3.保護者はSNSの概要だけでも知っておく

自分の家族、特に子どもがSNSのトラブルに巻き込まれないために、保護者はSNSの概要だけでも知っておくことが大切です。

理由は、保護者がスマホやSNSについて何も知らなければ、トラブルにあった子どもは「親に相談しても意味がない」と思ってしまうからです。家族に相談することがないまま、トラブルにさらに巻き込まれていくことは十分にあり得ます。

そのため、保護者はSNSに登録だけしておいて、例えば、「Instagramのストーリーとは何か」くらいは知っておかなければいけません。また普段から、家庭でなんでも気軽に話せる関係・雰囲気を作っておくことも重要ですね。

4.家庭でスマホにルールを設ける

家庭内でスマホに関するルールを設けることで、子どもはスマートフォンやSNSと距離を置いて、日々を過ごすことができます。

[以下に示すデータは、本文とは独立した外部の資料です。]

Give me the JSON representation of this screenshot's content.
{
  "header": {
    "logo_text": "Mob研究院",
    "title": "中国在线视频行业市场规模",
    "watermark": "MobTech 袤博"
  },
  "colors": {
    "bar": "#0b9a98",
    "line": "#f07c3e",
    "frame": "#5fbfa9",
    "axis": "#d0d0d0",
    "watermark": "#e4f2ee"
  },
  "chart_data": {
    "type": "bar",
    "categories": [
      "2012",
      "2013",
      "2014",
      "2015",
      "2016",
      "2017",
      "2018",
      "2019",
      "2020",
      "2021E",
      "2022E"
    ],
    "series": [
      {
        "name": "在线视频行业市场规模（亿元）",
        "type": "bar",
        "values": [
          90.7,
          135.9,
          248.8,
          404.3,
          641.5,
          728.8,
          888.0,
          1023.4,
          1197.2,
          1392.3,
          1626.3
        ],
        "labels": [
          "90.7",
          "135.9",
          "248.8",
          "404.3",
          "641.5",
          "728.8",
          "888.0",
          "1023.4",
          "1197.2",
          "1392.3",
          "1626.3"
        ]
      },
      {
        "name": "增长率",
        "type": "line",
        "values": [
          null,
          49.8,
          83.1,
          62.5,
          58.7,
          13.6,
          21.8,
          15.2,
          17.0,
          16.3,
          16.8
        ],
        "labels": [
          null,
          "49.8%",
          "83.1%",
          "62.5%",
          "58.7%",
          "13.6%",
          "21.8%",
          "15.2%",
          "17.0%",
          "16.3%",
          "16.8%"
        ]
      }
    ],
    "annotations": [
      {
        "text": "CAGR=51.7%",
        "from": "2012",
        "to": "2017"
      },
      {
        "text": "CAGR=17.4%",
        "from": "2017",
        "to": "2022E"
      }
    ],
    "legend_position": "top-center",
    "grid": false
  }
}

まず「スマホはあくまで、保護者が子どもに貸しているもの」というスタンスにしておくのが、おすすめ。高校生くらいまでは、保護者がスマホの料金を支払ってあげている家庭が多いので、そのように管理しても良いでしょう。

そして、

  • 22時を過ぎたらスマホはリビングに置く
  • テスト一週間前は保護者にスマホを預ける

といったルールを作っておき、それを破った時のペナルティまで考えておきます。ただし頭ごなしに禁止や否定するのではなく、ルールも子どもの状況によって柔軟に変えていきましょう。

5.フィルタリングを上手に活用する

フィルタリングを上手に活用することも重要な防止策になります。

フィルタリングは、サイトの閲覧制限を行うことができる機能で、子どもが危険な目に遭うリスクを減らせる便利な仕組みです。

年齢や使い方によってフィルタリングのレベル設定ができ、サイトごとに個別設定もできます。例えば、アプリで有料のものや課金対象となるものをフィルタリングすることができるので、子どもがスマホでゲームばかりしてしまうのを防げますね。

フィルタリングを上手に活用すれば、子どもがスマートフォンに依存する可能性を低くし、トラブルに巻き込まれにくくもするので、子どもの安全を守ることができるでしょう。

まとめ

SNSは身近な存在になった分、トラブルに巻き込まれないように、年代問わず誰もがネットリテラシーを持つ必要があります。SNSの特性を理解した上で、本記事で紹介したトラブル事例をいつも頭の片隅に置いておきましょう。

また子どもにスマートフォンを持たせる場合は、家庭内でルールを設けて、子どもがSNSと距離を保てるようにすることが大切です。